The figures for the quarter ended March 31 are not, however, strictly comparable to those in the same quarter last year, because they include the results from Bharti Airtel's acquisition in June last year of Zain's operations in 15 countries in Africa.
The Africa operations of Zain were already losing money when Bharti Airtel acquired them, said Kamlesh Bhatia, a principal research analyst at Gartner. The company is putting together an organization to take advantage of the economies of scale that the African and South Asian operations can bring to the company, he said.
Bhatia was, however, unwilling to forecast when Bharti Airtel would show profit growth. The company still has to make some more investments in its operations, he said. The company's management has the expertise in emerging markets that will be required to turn around the operations in Africa, he added.

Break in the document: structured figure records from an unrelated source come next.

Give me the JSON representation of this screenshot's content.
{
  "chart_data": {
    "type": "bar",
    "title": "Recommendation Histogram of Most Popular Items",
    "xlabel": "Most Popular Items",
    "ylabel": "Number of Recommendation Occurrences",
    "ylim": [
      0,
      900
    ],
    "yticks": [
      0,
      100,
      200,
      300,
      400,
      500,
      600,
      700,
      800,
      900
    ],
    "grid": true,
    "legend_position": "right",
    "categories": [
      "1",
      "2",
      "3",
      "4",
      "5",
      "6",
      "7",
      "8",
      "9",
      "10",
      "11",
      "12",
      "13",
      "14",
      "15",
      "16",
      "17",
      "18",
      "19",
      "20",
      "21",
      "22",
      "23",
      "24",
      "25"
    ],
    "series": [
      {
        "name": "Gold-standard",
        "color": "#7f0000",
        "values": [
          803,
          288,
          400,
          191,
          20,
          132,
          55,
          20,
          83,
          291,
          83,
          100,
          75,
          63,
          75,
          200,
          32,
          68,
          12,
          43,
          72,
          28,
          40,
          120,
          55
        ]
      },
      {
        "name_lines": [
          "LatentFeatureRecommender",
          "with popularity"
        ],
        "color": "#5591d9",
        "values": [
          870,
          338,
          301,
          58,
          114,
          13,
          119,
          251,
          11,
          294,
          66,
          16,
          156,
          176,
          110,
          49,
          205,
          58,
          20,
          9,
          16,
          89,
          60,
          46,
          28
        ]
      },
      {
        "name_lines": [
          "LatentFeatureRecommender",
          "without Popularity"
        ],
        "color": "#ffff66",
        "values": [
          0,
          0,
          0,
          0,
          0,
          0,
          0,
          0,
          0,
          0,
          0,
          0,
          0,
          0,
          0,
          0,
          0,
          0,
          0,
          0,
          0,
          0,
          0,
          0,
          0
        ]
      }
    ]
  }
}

Bharti Airtel acquired its African operations for an enterprise value of $10.7 billion in June. It also paid 156 billion rupees for 3G and broadband wireless licenses and spectrum in India. As a result of these investments, the company's debt has soared to 599.5 billion rupees at the end of the quarter, from 23.9 billion rupees in the same quarter last year.

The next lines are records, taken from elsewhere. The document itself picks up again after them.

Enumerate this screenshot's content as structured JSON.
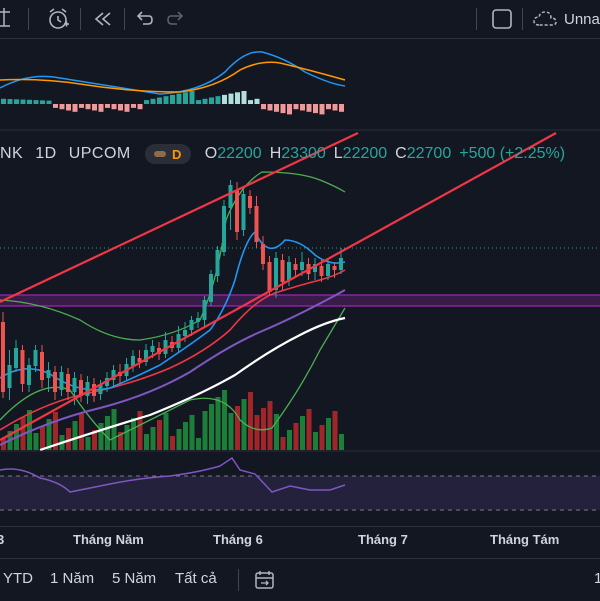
{
  "toolbar": {
    "icons": [
      "alert-clock-icon",
      "replay-icon",
      "undo-icon",
      "redo-icon",
      "layout-square-icon",
      "cloud-icon"
    ],
    "layout_name": "Unna"
  },
  "legend": {
    "symbol": "NK",
    "interval": "1D",
    "exchange": "UPCOM",
    "badge_letter": "D",
    "open_key": "O",
    "open": "22200",
    "high_key": "H",
    "high": "23300",
    "low_key": "L",
    "low": "22200",
    "close_key": "C",
    "close": "22700",
    "change": "+500 (+2.25%)"
  },
  "colors": {
    "up": "#26a69a",
    "down": "#ef5350",
    "trendline": "#f23645",
    "ma_fast": "#2196f3",
    "ma_slow": "#ff9800",
    "ma_white": "#ffffff",
    "ma_purple": "#7e57c2",
    "band_green": "#4caf50",
    "zone_purple": "#9c27b0"
  },
  "x_axis": [
    "3",
    "Tháng Năm",
    "Tháng 6",
    "Tháng 7",
    "Tháng Tám"
  ],
  "ranges": [
    "YTD",
    "1 Năm",
    "5 Năm",
    "Tất cả"
  ],
  "bottom_icons": [
    "compare-date-icon"
  ],
  "bottom_right_label": "1"
}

Bharti Airtel's revenue from operations in India, Sri Lanka, and Bangladesh was up by 11 percent from the same quarter last year.
In the company's fiscal year ended March 31, revenue at 594.6 billion rupees was up 42 percent from a year earlier. The company said that profits had dipped by 33 percent to 60.4 billion rupees.
The company had 212 million mobile customers across 19 countries, but more than 162 million of these customers came from India, where the company is struggling with falling average revenue per user (ARPU). Competition among operators has pushed down monthly ARPU by 12 percent to 194 rupees in the quarter, from 220 rupees per month in the same quarter last year.
Airtel Africa had 44 million customers in 16 countries at the end of the quarter, adding 2.1 million customers in the quarter.
The company has also rolled out 3G services in over 21 cities in India, but these investments are unlikely to start earning large revenue for the company soon, as the 3G market is still nascent in India, analysts said.